Beim Sportwagenhersteller Porsche droht einem Medienbericht zufolge ein zusätzlicher Abbau von bis zu 5.000 Stellen, während Anleger mit Leerverkäufen in ungewöhnlichem Ausmaß auf weiter fallende Kurse setzen.

Zweites Sparpaket und Verhandlungen

Wie das Manager Magazin berichtet, könnte das zweite Sparpaket des Stuttgarter Sportwagenbauers den Wegfall von bis zu 5.000 weiteren Arbeitsplätzen nach sich ziehen. "Laut Manager Magazin könnten nun nochmal durch das zweite Sparpaket bis zu 5.000 weitere Stellen abgebaut werden", heißt es in dem Bericht. Der bisherige Stellenabbau hatte bereits rund 1.900 Stellen in der Region Stuttgart bis 2029 sowie das Auslaufen von Verträgen etwa 2.000 befristeter Beschäftigter umfasst.
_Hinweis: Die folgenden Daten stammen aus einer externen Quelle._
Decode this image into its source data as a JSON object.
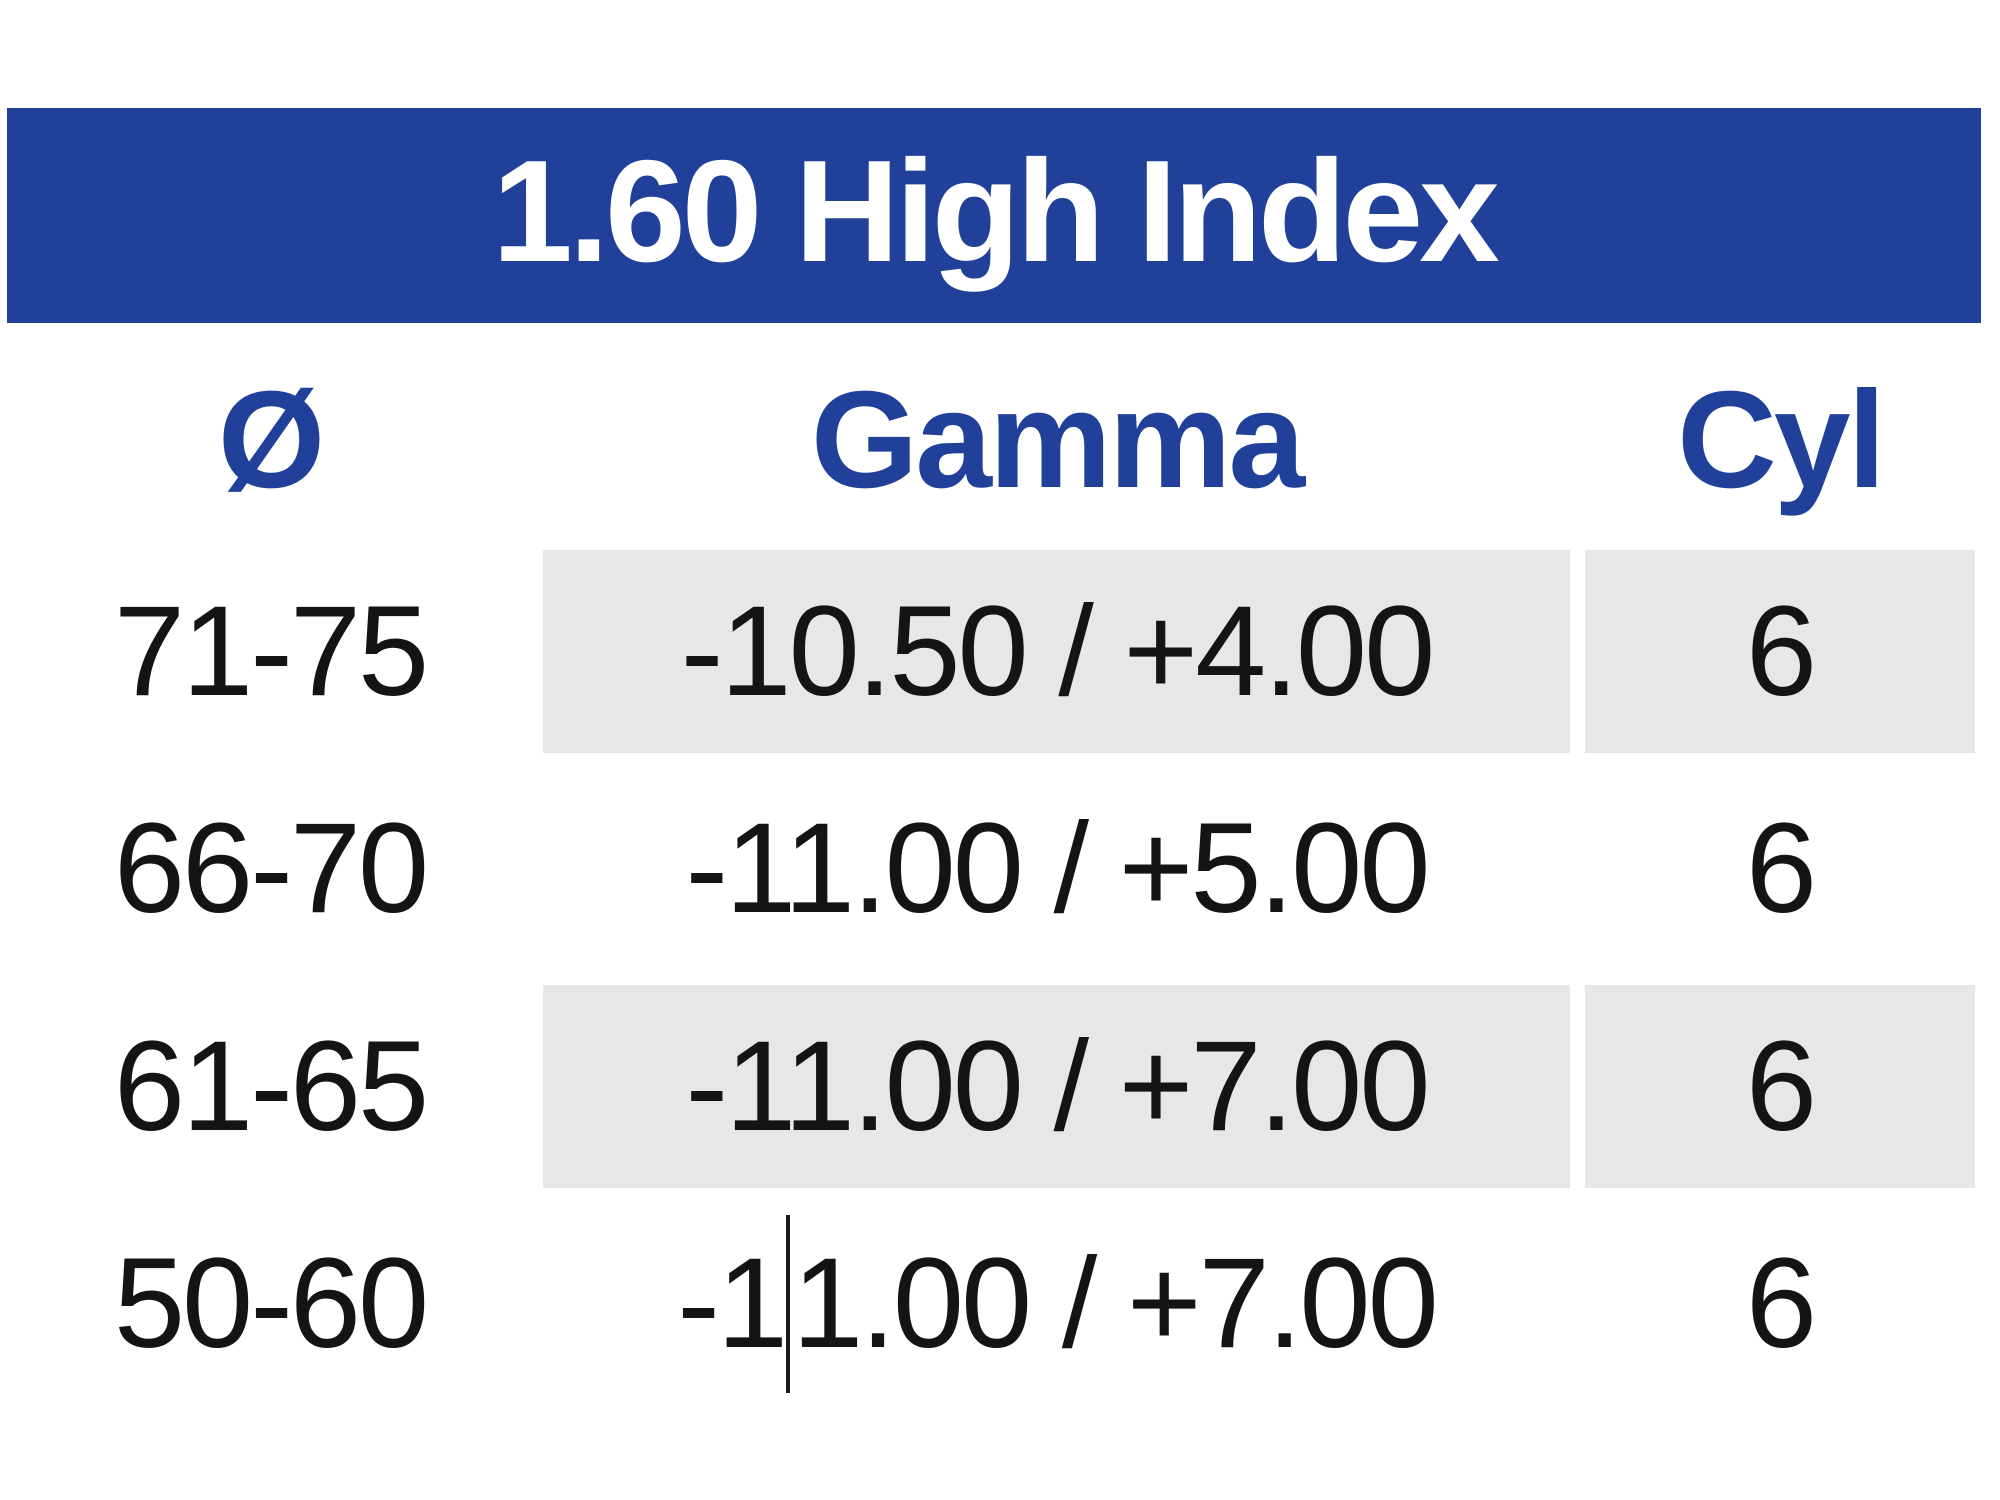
{
  "title": "1.60 High Index",
  "colors": {
    "banner_background": "#21409A",
    "banner_text": "#FFFFFF",
    "column_header_text": "#21409A",
    "row_shade": "#E7E7E7",
    "body_text": "#141414",
    "page_background": "#FFFFFF"
  },
  "table": {
    "columns": [
      {
        "key": "diameter",
        "label": "Ø"
      },
      {
        "key": "gamma",
        "label": "Gamma"
      },
      {
        "key": "cyl",
        "label": "Cyl"
      }
    ],
    "rows": [
      {
        "diameter": "71-75",
        "gamma": "-10.50 / +4.00",
        "cyl": "6",
        "shaded": true
      },
      {
        "diameter": "66-70",
        "gamma": "-11.00 / +5.00",
        "cyl": "6",
        "shaded": false
      },
      {
        "diameter": "61-65",
        "gamma": "-11.00 / +7.00",
        "cyl": "6",
        "shaded": true
      },
      {
        "diameter": "50-60",
        "gamma": "-11.00 / +7.00",
        "gamma_pre": "-1",
        "gamma_post": "1.00 / +7.00",
        "cyl": "6",
        "shaded": false,
        "caret": true
      }
    ]
  }
}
Der seit kurzem amtierende Porsche-CEO Michael Leiters plant nach eigenen Angaben, die Beschäftigungssicherung an den deutschen Standorten bis Ende 2035 zu verlängern. "Für die deutschen Standorte soll die Beschäftigungssicherung bis Ende 2035 verlängert werden", erklärte das Unternehmen. Im Gegenzug sollen die nun anstehenden Einschnitte ermöglicht werden.
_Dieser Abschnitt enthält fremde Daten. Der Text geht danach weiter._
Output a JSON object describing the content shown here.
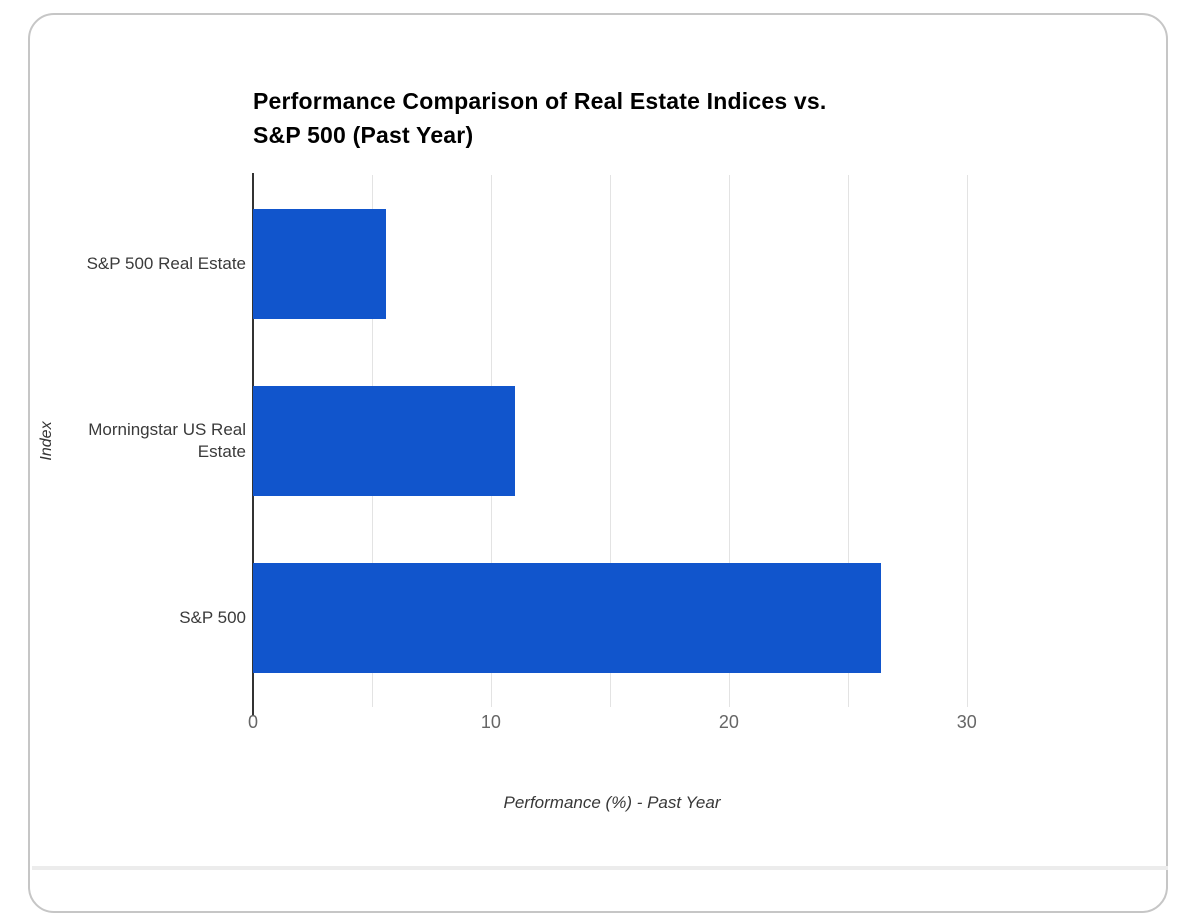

Die Verhandlungen zwischen Unternehmensleitung und Betriebsrat über das sogenannte "Zukunftspaket" stehen laut dpa kurz vor dem Abschluss. Bei der Aufsichtsratssitzung habe der Vorstand den aktuellen Stand vorgestellt. "Das Gremium habe hierfür seine Unterstützung zugesagt", teilte ein Porsche-Sprecher mit. Am kommenden Montag will das Unternehmen die Beschäftigten auf der traditionellen Betriebsversammlung vor der Sommerpause über die Pläne informieren.